Surprisingly, this December, 2014 report confirms lack of staff, numerous errors due to lack of staff, non-performance of physical inspections, inability to collect, maintain, and review current market data, repeated assessment errors, repeated exception and credit errors, outdated equipment and technology, lack of data sharing or cooperation with local governments, lack of supervisory overview or control, lack of uniformity of operations in all offices, and lack of appropriate record keeping or audits to maintain or know the true status of the effectiveness of the Department. In some respects, if we did not know better, we’d say some of it reads astonishing like our own mailings and testimony before the hearing committees. Much of this same report information is staunchly and repeatedly denied and refuted in nine pages of the report by Director Young, as well as in his utterings, media quotes, and testimony against our bills and us, is now, as we see it, arrogantly presented to the Governor and the General Assembly as his departing gesture. To us, it is his admission to what many others and we have been saying for years. True to his defensive form, the Director defiantly defends his actions and positions in the final Q & A pages of the report.

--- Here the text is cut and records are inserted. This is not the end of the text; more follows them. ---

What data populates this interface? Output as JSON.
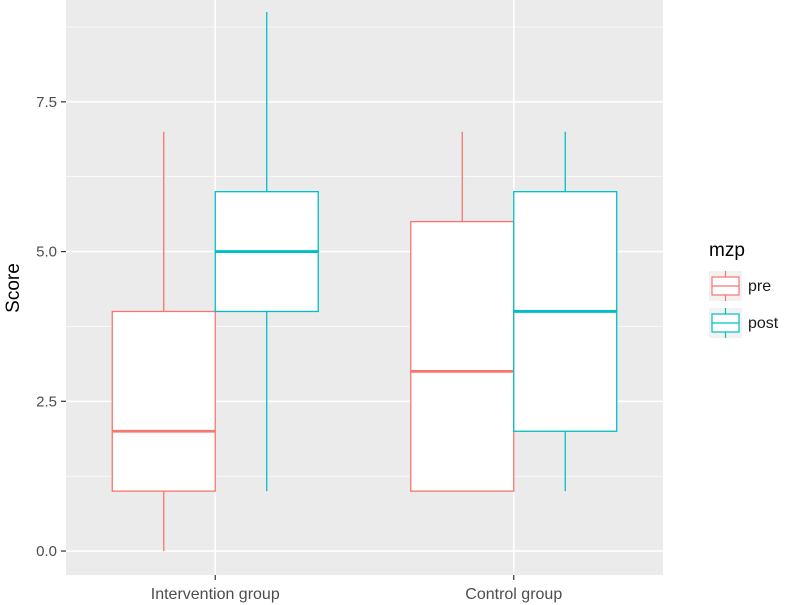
{
  "chart_data": {
    "type": "boxplot",
    "xlabel": "",
    "ylabel": "Score",
    "ylim": [
      -0.4,
      9.2
    ],
    "y_ticks": [
      "0.0",
      "2.5",
      "5.0",
      "7.5"
    ],
    "y_tick_values": [
      0,
      2.5,
      5,
      7.5
    ],
    "categories": [
      "Intervention group",
      "Control group"
    ],
    "legend": {
      "title": "mzp",
      "position": "right"
    },
    "grid": true,
    "series": [
      {
        "name": "pre",
        "color": "#F8766D",
        "boxes": [
          {
            "category": "Intervention group",
            "min": 0,
            "q1": 1,
            "median": 2,
            "q3": 4,
            "max": 7
          },
          {
            "category": "Control group",
            "min": 1,
            "q1": 1,
            "median": 3,
            "q3": 5.5,
            "max": 7
          }
        ]
      },
      {
        "name": "post",
        "color": "#00BFC4",
        "boxes": [
          {
            "category": "Intervention group",
            "min": 1,
            "q1": 4,
            "median": 5,
            "q3": 6,
            "max": 9
          },
          {
            "category": "Control group",
            "min": 1,
            "q1": 2,
            "median": 4,
            "q3": 6,
            "max": 7
          }
        ]
      }
    ]
  }
}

Most astonishing to us is that Director Young probably handpicked, allowed, presided over, and participated with such a sizeable 33-member committee and participants. He and his taxpayer funded/paid lobbyist, in public General Assembly hearings, ridiculed our bills that attempted to provide complete statewide representation on our task force with only one member from each of Maryland’s 24 jurisdictions. They testified that we would “be larger than the Mandel Commission” and that “roll call would take over one half hour to conduct”. It would have been interesting to see how the Director handled each of those enormous tasks, especially with a committee larger than we proposed or either the Budget and Taxation or Ways and Means committees where his snide statements were made.
In summary, while we can agree with many of the report findings and recommendations, it lacks total authenticity since it fails to address the bulk of the problems created and perpetuated by SDAT for decades. While we do not profess to have adequately responded to all report elements that may need addressing nor do we think we have adequately addressed all of the ills of this failed department or the mismanagement of SDAT supervisors and staff, we do firmly believe we have unequivocally shown the magnitude of the flaws to warrant that another completely unencumbered and completely impartial task force should look at the entire problem and address all of its issues in finite detail. We taxpayers deserve nothing less??